[hackers] [sbase][PATCH] tr: Allow combining classes and sets

From: Santtu Lakkala <inz_AT_inz.fi>
Date: Thu, 15 Jan 2026 11:11:20 +0200

Allow combining chracter classes and mixing with ranges and sets.
---
 TODO             |  5 ----
 tests/0026-tr.sh | 15 ++++++++++++
 tests/0027-tr.sh | 26 ++++++++++++++++++++
 tr.c             | 64 +++++++++++++++++++++++++++++++-----------------
 4 files changed, 82 insertions(+), 28 deletions(-)

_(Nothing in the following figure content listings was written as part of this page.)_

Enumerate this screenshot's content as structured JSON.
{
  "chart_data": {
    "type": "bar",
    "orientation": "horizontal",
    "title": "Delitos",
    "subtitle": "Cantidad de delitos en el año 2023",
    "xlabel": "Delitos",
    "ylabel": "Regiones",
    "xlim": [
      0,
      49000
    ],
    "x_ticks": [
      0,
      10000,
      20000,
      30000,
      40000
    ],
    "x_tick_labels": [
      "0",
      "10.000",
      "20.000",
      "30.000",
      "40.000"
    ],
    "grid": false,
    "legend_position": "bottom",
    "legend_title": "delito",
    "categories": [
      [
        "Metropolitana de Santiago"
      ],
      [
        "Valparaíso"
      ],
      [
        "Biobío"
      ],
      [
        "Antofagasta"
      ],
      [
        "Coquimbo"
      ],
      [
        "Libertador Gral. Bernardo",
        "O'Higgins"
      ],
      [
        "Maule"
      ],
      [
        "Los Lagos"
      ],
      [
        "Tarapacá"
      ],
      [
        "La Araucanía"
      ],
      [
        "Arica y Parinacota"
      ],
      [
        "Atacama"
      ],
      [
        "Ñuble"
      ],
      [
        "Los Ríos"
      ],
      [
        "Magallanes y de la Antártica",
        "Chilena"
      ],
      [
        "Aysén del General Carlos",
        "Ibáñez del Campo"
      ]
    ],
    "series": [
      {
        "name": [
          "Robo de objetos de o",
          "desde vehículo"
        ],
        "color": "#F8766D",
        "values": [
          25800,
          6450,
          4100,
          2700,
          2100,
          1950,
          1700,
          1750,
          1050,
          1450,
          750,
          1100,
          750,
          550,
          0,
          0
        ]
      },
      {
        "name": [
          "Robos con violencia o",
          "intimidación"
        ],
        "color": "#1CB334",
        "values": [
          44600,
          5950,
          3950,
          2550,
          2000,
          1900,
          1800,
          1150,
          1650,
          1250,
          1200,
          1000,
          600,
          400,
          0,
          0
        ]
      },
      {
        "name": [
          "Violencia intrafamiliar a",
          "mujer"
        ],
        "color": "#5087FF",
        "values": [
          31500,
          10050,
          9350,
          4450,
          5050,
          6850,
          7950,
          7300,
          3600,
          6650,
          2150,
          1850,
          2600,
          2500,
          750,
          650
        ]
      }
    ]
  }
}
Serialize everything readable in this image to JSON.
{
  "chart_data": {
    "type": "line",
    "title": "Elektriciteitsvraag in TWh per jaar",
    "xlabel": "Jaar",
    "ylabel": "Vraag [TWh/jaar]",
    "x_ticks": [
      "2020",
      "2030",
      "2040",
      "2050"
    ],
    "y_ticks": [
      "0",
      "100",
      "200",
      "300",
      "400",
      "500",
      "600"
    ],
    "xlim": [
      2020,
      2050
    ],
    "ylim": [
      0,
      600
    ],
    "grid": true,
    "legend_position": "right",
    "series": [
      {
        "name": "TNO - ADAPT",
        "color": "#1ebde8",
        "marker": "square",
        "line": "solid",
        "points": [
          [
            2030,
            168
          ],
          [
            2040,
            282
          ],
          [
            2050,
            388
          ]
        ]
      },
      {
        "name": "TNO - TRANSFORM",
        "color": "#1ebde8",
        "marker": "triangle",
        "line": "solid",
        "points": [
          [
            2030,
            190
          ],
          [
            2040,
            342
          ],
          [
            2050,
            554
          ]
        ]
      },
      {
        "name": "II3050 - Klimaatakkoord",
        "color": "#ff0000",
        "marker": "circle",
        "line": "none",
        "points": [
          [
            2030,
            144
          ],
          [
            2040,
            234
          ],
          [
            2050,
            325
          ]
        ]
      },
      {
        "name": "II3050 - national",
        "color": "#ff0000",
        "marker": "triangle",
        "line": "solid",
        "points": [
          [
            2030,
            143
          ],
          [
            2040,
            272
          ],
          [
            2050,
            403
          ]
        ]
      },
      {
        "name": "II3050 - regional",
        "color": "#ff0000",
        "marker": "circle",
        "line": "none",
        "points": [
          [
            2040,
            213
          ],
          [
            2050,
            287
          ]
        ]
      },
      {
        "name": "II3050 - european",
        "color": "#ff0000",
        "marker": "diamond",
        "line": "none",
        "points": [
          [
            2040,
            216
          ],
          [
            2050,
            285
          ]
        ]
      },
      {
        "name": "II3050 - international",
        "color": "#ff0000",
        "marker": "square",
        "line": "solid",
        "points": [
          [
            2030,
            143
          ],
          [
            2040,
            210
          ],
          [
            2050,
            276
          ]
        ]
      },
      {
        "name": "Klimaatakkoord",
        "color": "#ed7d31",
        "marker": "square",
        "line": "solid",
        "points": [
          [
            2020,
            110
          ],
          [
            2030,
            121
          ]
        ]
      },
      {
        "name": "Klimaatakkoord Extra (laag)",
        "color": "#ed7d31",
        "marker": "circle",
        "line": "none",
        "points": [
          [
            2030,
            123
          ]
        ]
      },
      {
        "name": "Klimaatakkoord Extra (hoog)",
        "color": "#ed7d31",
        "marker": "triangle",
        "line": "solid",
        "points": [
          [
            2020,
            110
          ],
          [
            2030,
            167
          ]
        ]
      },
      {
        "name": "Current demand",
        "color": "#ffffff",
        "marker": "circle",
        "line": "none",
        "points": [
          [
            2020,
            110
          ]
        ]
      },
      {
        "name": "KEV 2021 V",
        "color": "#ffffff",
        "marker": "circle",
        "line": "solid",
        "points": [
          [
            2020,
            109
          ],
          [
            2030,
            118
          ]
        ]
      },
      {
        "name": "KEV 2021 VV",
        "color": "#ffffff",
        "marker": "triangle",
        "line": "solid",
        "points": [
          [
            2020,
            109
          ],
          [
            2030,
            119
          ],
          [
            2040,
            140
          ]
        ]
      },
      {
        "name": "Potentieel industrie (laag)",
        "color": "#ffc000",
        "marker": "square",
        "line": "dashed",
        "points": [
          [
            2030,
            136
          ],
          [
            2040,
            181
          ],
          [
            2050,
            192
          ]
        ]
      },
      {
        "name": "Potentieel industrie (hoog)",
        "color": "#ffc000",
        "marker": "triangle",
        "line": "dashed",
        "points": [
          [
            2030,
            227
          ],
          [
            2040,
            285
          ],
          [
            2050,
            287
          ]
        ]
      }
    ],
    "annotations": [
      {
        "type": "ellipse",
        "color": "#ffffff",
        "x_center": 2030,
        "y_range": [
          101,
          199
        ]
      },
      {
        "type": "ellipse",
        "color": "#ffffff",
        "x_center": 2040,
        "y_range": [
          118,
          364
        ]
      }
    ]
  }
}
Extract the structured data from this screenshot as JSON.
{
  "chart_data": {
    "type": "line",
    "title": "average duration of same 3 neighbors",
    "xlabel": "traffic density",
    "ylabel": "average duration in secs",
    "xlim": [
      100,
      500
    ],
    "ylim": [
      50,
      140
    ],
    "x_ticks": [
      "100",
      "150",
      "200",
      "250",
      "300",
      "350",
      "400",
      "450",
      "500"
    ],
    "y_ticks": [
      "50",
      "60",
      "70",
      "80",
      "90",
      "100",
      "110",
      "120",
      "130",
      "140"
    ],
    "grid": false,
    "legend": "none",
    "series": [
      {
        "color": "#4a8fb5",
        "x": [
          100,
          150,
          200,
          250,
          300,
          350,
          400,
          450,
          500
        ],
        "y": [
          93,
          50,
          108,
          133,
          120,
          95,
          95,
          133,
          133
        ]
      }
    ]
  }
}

 create mode 100755 tests/0026-tr.sh
 create mode 100755 tests/0027-tr.sh
diff --git a/TODO b/TODO
index e428d84..4dcedcd 100644
--- a/TODO
+++ b/TODO
_AT_@ -40,11 +40,6 @@ printf
 * Escape sequences that expand to '%' are treated as beginning of
   conversion specification.
 
-tr
---
-* When a character class is present, all other characters in the
-  string are ignored.
-
 xargs
 -----
 * Add -L.
diff --git a/tests/0026-tr.sh b/tests/0026-tr.sh
new file mode 100755
index 0000000..243772d
--- /dev/null
+++ b/tests/0026-tr.sh
_AT_@ -0,0 +1,15 @@
+#!/bin/sh
+
+tmp=tmp.$$
+
+trap 'rm -f $tmp' EXIT
+trap 'exit $?' HUP INT TERM
+
+cat <<EOF > $tmp
+FOOBAR123LOREM_AT_IPSUM
+EOF
+
+($EXEC ../tr -cd '[:upper:][:digit:]_AT_' <<EOF; echo) | diff -u $tmp -
+Forem OOsBm __aor Ait amet, consectetuR ad1piscing elit. i2teger e\$#icit3r
+neLue eOet sRm acEumsan eM_AT_Ismod. aePean ac niSi eU erat gravida vulputateM
+EOF
diff --git a/tests/0027-tr.sh b/tests/0027-tr.sh
new file mode 100755
index 0000000..634c5c4
--- /dev/null
+++ b/tests/0027-tr.sh
_AT_@ -0,0 +1,26 @@
+#!/bin/sh
+
+tmp=tmp.$$
+
+trap 'rm -f $tmp' EXIT
+trap 'exit $?' HUP INT TERM
+
+cat <<EOF > $tmp
+STATIC INT RADIX = 16;
+STATIC INT PFLAG;
+STATIC INT AFLAG;
+STATIC INT VFLAG;
+STATIC INT GFLAG;
+STATIC INT UFLAG;
+STATIC INT ARFLAG;
+EOF
+
+$EXEC ../tr '[:lower:]' '[:upper:]' <<EOF | diff -u $tmp -
+static int radix = 16;
+static int Pflag;
+static int Aflag;
+static int vflag;
+static int gflag;
+static int uflag;
+static int arflag;
+EOF
diff --git a/tr.c b/tr.c
index b612896..8cac453 100644
--- a/tr.c
+++ b/tr.c
_AT_@ -32,12 +32,27 @@ static struct {
 	{ "xdigit", isxdigitrune },
 };
 
-static struct range *set1        = NULL;
-static size_t set1ranges         = 0;
-static int    (*set1check)(Rune) = NULL;
-static struct range *set2        = NULL;
-static size_t set2ranges         = 0;
-static int    (*set2check)(Rune) = NULL;
+#define ISLOWERBIT 		   1U << 6
+#define ISUPPERBIT 		   1U << 10
+
+static struct   range *set1 = NULL;
+static size_t   set1ranges  = 0;
+static unsigned set1checks  = 0;
+static struct   range *set2 = NULL;
+static size_t   set2ranges  = 0;
+static unsigned set2checks  = 0;
+
+static int
+check(Rune rune, unsigned checks)
+{
+	size_t i;
+
+	for (i = 0; checks && i < LEN(classes); i++, checks >>= 1)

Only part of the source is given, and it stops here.